Senza alcuna giustificazione per quanto hanno fatto e dovranno espiare, mossi solo da sentimenti di umana e cristiana pietà ci vien da dire che tra le vittime di Castel d’Azzano ci sono, in modo diverso, anche loro, i tre fratelli agricoltori che con lucida follia hanno preparato e innescato l’esplosione di quel casolare che proprio non volevano lasciare. In tanti pare avessero negli anni provato a farli ragionare, offrendo loro anche valide alternative. Ma nulla. Quel legame quasi ossessivo con la terra, la loro terra, le loro bestie, le quattro povere mura in cui si era consumata tutta la loro misera esistenza ha avuto la meglio e determinato la tragedia. Una tragedia annunciata, secondo quanto si è potuto ricostruire, iniziata più di dieci anni fa, in quella maledetta sera in cui se uno dei fratelli agricoltori avesse semplicemente acceso i fari del trattore che stava guidando non avrebbe causato la morte di un automobilista e non avrebbe indebitato la famiglia con le banche per pagare i danni di quell’incidente. Quanti “se” e “ma” hanno portato al tragico epilogo del 14 ottobre?
Nei giorni scorsi chi ha provato a dire che sarebbe necessario cercare di “comprendere” quanto accaduto è stato oggetto di pesanti e strumentali attacchi politici. Ma comprendere non vuol dire “giustificare”. Comprendere significa cercare di capire le cause profonde, capire come si possa essere giunti ad un gesto così estremo in un ricco comune del Nordest nel 2025. Chiedere “comprensione” non è, almeno per noi, invocare clemenza, ma è un richiamo a livello sociale e anche politico, perché evidentemente ci sono nel nostro Paese sacche nascoste e preoccupanti di ignoranza, povertà, disagio psichico, isolamento sociale che devono essere considerate, prima che divengano altre bombe pronte a deflagrare.
La distinzione tra comprendere e giustificare, che il mondo sembra far tanto fatica a capire, ha radici evangeliche e ci permette di uscire dalle secche dei discorsi d’odio che spesso caratterizzano il dibattito politico e le condivisioni sui social, e questo senza risultare né buonisti, né giustizialisti o qualunquisti.
Anche se in questo caso pare che davvero tanti fossero stati i tentativi fatti per aiutare quei tre fratelli da parte del comune, della parrocchia, dei parenti… ancora ci tormenta e inquieta la domanda: possibile che nessuno sia riuscito a rompere la bolla psicotica in cui si erano progressivamente rinchiusi e incattiviti i tre agricoltori veronesi?
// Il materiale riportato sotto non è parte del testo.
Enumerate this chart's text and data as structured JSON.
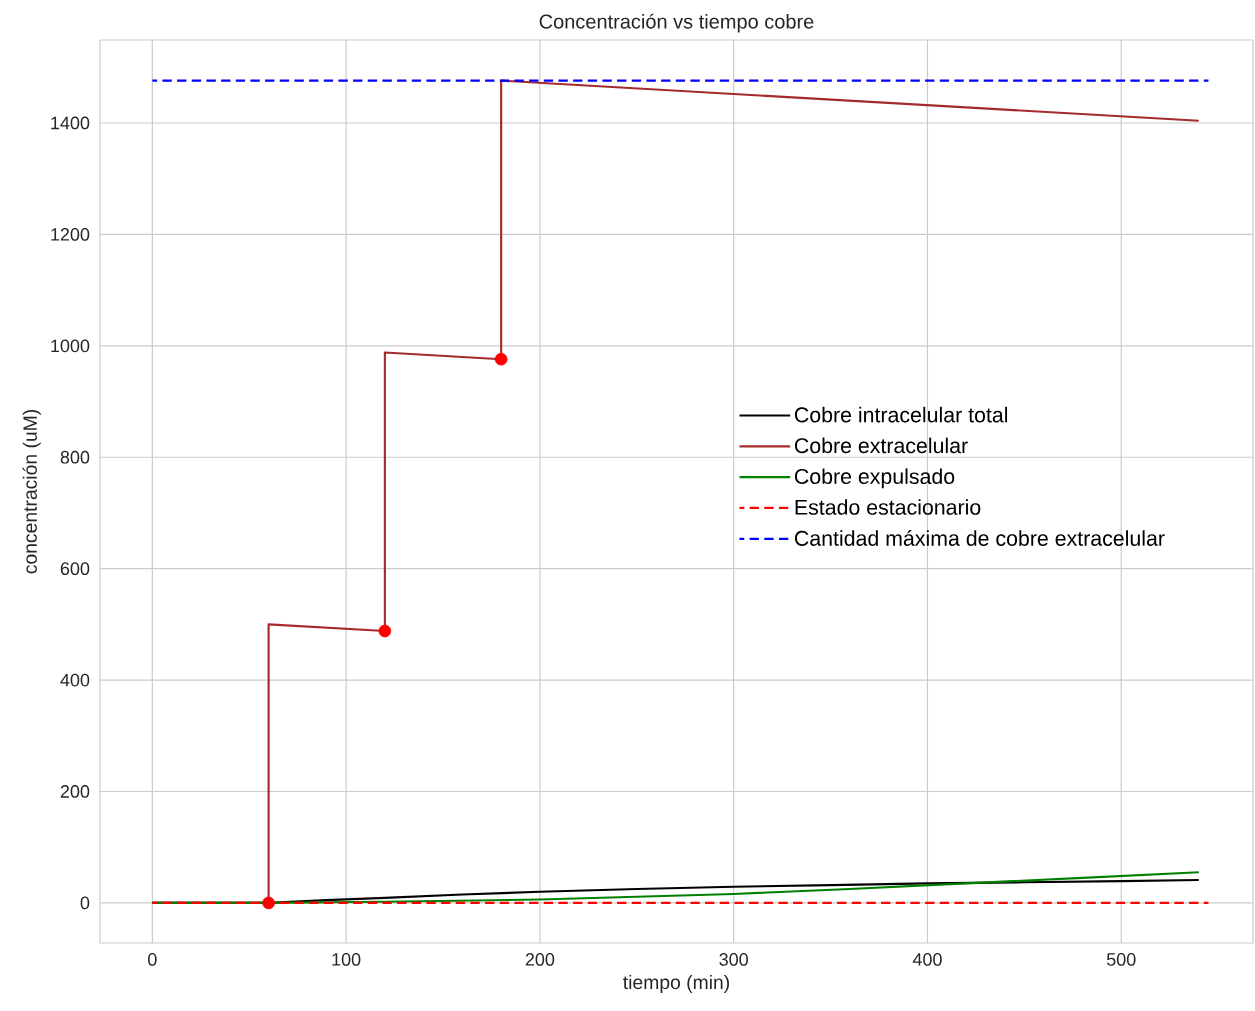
{
  "chart_data": {
    "type": "line",
    "title": "Concentración vs tiempo cobre",
    "xlabel": "tiempo (min)",
    "ylabel": "concentración (uM)",
    "xlim": [
      -27,
      568
    ],
    "ylim": [
      -72,
      1549
    ],
    "xticks": [
      0,
      100,
      200,
      300,
      400,
      500
    ],
    "yticks": [
      0,
      200,
      400,
      600,
      800,
      1000,
      1200,
      1400
    ],
    "grid": true,
    "legend": "right",
    "series": [
      {
        "name": "Cobre intracelular total",
        "color": "#000000",
        "x": [
          0,
          60,
          90,
          120,
          160,
          200,
          250,
          300,
          350,
          400,
          450,
          500,
          540
        ],
        "values": [
          0,
          0,
          5,
          9,
          15,
          20,
          25,
          29,
          32,
          35,
          37,
          39,
          41
        ]
      },
      {
        "name": "Cobre extracelular",
        "color": "#a52a2a",
        "x": [
          0,
          60,
          60,
          120,
          120,
          180,
          180,
          540
        ],
        "values": [
          0,
          0,
          500,
          488,
          988,
          976,
          1476,
          1404
        ]
      },
      {
        "name": "Cobre expulsado",
        "color": "#008000",
        "x": [
          0,
          60,
          120,
          200,
          300,
          360,
          420,
          480,
          540
        ],
        "values": [
          0,
          0,
          2,
          6,
          16,
          25,
          35,
          45,
          55
        ]
      },
      {
        "name": "Estado estacionario",
        "color": "#ff0000",
        "line_style": "dashed",
        "x": [
          0,
          545
        ],
        "values": [
          0,
          0
        ]
      },
      {
        "name": "Cantidad máxima de cobre extracelular",
        "color": "#0000ff",
        "line_style": "dashed",
        "x": [
          0,
          545
        ],
        "values": [
          1476,
          1476
        ]
      },
      {
        "type": "scatter",
        "color": "#ff0000",
        "marker": "circle",
        "x": [
          60,
          120,
          180
        ],
        "values": [
          0,
          488,
          976
        ]
      }
    ]
  }
}
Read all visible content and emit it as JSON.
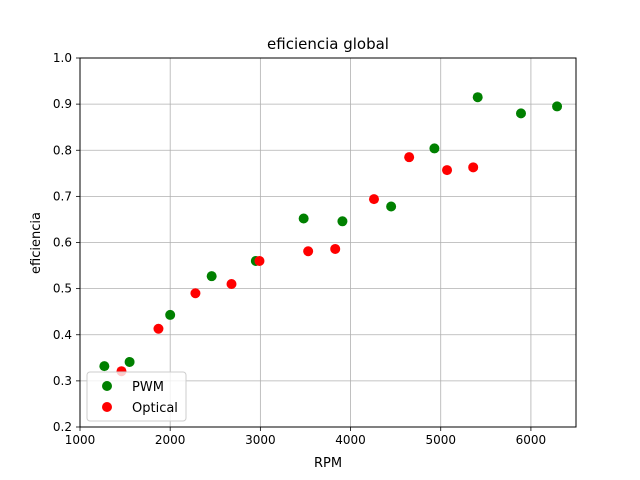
{
  "chart_data": {
    "type": "scatter",
    "title": "eficiencia global",
    "xlabel": "RPM",
    "ylabel": "eficiencia",
    "xlim": [
      1000,
      6500
    ],
    "ylim": [
      0.2,
      1.0
    ],
    "xticks": [
      1000,
      2000,
      3000,
      4000,
      5000,
      6000
    ],
    "yticks": [
      0.2,
      0.3,
      0.4,
      0.5,
      0.6,
      0.7,
      0.8,
      0.9,
      1.0
    ],
    "xtick_labels": [
      "1000",
      "2000",
      "3000",
      "4000",
      "5000",
      "6000"
    ],
    "ytick_labels": [
      "0.2",
      "0.3",
      "0.4",
      "0.5",
      "0.6",
      "0.7",
      "0.8",
      "0.9",
      "1.0"
    ],
    "grid": true,
    "legend_position": "lower-left",
    "series": [
      {
        "name": "PWM",
        "color": "#008000",
        "points": [
          {
            "x": 1270,
            "y": 0.332
          },
          {
            "x": 1550,
            "y": 0.341
          },
          {
            "x": 2000,
            "y": 0.443
          },
          {
            "x": 2460,
            "y": 0.527
          },
          {
            "x": 2950,
            "y": 0.56
          },
          {
            "x": 3480,
            "y": 0.652
          },
          {
            "x": 3910,
            "y": 0.646
          },
          {
            "x": 4450,
            "y": 0.678
          },
          {
            "x": 4930,
            "y": 0.804
          },
          {
            "x": 5410,
            "y": 0.915
          },
          {
            "x": 5890,
            "y": 0.88
          },
          {
            "x": 6290,
            "y": 0.895
          }
        ]
      },
      {
        "name": "Optical",
        "color": "#ff0000",
        "points": [
          {
            "x": 1460,
            "y": 0.321
          },
          {
            "x": 1870,
            "y": 0.413
          },
          {
            "x": 2280,
            "y": 0.49
          },
          {
            "x": 2680,
            "y": 0.51
          },
          {
            "x": 2990,
            "y": 0.56
          },
          {
            "x": 3530,
            "y": 0.581
          },
          {
            "x": 3830,
            "y": 0.586
          },
          {
            "x": 4260,
            "y": 0.694
          },
          {
            "x": 4650,
            "y": 0.785
          },
          {
            "x": 5070,
            "y": 0.757
          },
          {
            "x": 5360,
            "y": 0.763
          }
        ]
      }
    ]
  }
}
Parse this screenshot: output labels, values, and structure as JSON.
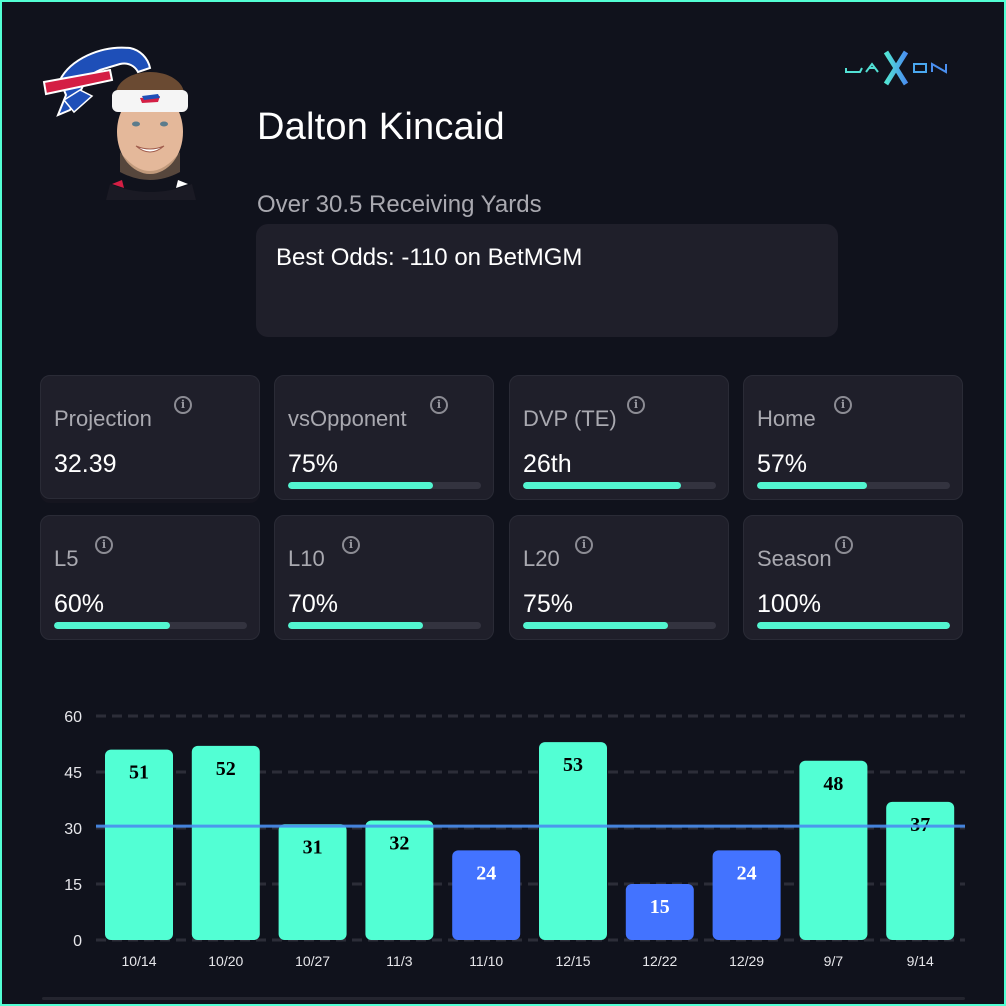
{
  "brand": {
    "name": "JAXON",
    "colors": {
      "accent": "#52ffd4",
      "blue": "#4a8ff0"
    }
  },
  "player": {
    "name": "Dalton Kincaid",
    "team_logo": "buffalo-bills-logo",
    "prop": "Over 30.5 Receiving Yards",
    "best_odds": "Best Odds: -110 on BetMGM"
  },
  "stats": [
    {
      "label": "Projection",
      "value": "32.39",
      "progress": null
    },
    {
      "label": "vsOpponent",
      "value": "75%",
      "progress": 0.75
    },
    {
      "label": "DVP (TE)",
      "value": "26th",
      "progress": 0.82
    },
    {
      "label": "Home",
      "value": "57%",
      "progress": 0.57
    },
    {
      "label": "L5",
      "value": "60%",
      "progress": 0.6
    },
    {
      "label": "L10",
      "value": "70%",
      "progress": 0.7
    },
    {
      "label": "L20",
      "value": "75%",
      "progress": 0.75
    },
    {
      "label": "Season",
      "value": "100%",
      "progress": 1.0
    }
  ],
  "info_icon": "info-icon",
  "chart_data": {
    "type": "bar",
    "title": "",
    "xlabel": "",
    "ylabel": "",
    "categories": [
      "10/14",
      "10/20",
      "10/27",
      "11/3",
      "11/10",
      "12/15",
      "12/22",
      "12/29",
      "9/7",
      "9/14"
    ],
    "values": [
      51,
      52,
      31,
      32,
      24,
      53,
      15,
      24,
      48,
      37
    ],
    "ylim": [
      0,
      60
    ],
    "yticks": [
      0,
      15,
      30,
      45,
      60
    ],
    "threshold": 30.5,
    "grid": true,
    "colors": {
      "over": "#52ffd4",
      "under": "#4373ff",
      "threshold": "#4a8ff0"
    }
  }
}
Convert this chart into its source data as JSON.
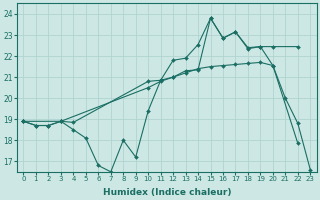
{
  "bg_color": "#cde8e4",
  "line_color": "#1a6e64",
  "grid_color": "#b0d4d0",
  "xlabel": "Humidex (Indice chaleur)",
  "ylim": [
    16.5,
    24.5
  ],
  "xlim": [
    -0.5,
    23.5
  ],
  "yticks": [
    17,
    18,
    19,
    20,
    21,
    22,
    23,
    24
  ],
  "xticks": [
    0,
    1,
    2,
    3,
    4,
    5,
    6,
    7,
    8,
    9,
    10,
    11,
    12,
    13,
    14,
    15,
    16,
    17,
    18,
    19,
    20,
    21,
    22,
    23
  ],
  "line1_x": [
    0,
    1,
    2,
    3,
    4,
    5,
    6,
    7,
    8,
    9,
    10,
    11,
    12,
    13,
    14,
    15,
    16,
    17,
    18,
    19,
    20,
    22
  ],
  "line1_y": [
    18.9,
    18.7,
    18.7,
    18.9,
    18.5,
    18.1,
    16.8,
    16.5,
    18.0,
    17.2,
    19.4,
    20.85,
    21.0,
    21.3,
    21.35,
    23.8,
    22.85,
    23.15,
    22.35,
    22.45,
    21.55,
    17.85
  ],
  "line2_x": [
    0,
    3,
    10,
    11,
    12,
    13,
    14,
    15,
    16,
    17,
    18,
    19,
    20,
    21,
    22,
    23
  ],
  "line2_y": [
    18.9,
    18.9,
    20.5,
    20.8,
    21.0,
    21.2,
    21.4,
    21.5,
    21.55,
    21.6,
    21.65,
    21.7,
    21.55,
    20.0,
    18.8,
    16.6
  ],
  "line3_x": [
    0,
    1,
    2,
    3,
    4,
    10,
    11,
    12,
    13,
    14,
    15,
    16,
    17,
    18,
    19,
    20,
    22
  ],
  "line3_y": [
    18.9,
    18.7,
    18.7,
    18.9,
    18.85,
    20.8,
    20.85,
    21.8,
    21.9,
    22.55,
    23.8,
    22.85,
    23.15,
    22.4,
    22.45,
    22.45,
    22.45
  ],
  "tick_fontsize": 5,
  "xlabel_fontsize": 6.5
}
Non ogni disagio psichico è riconducibile a cause sociali, lo sappiamo. Non sempre il male è un prodotto sociale e in ogni caso i condizionamenti esterni non eliminano le responsabilità individuali. Ma non possiamo chiudere questa vicenda solo dipingendone, in modo paradossalmente rassicurante, i colpevoli come dei selvaggi, “brutti, sporchi e cattivi”. Così facendo, le vittime a Castel d’Azzano risulterebbero anche le istituzioni, la nostra umanità, la carità cristiana. E questo, davvero, non possiamo permetterlo.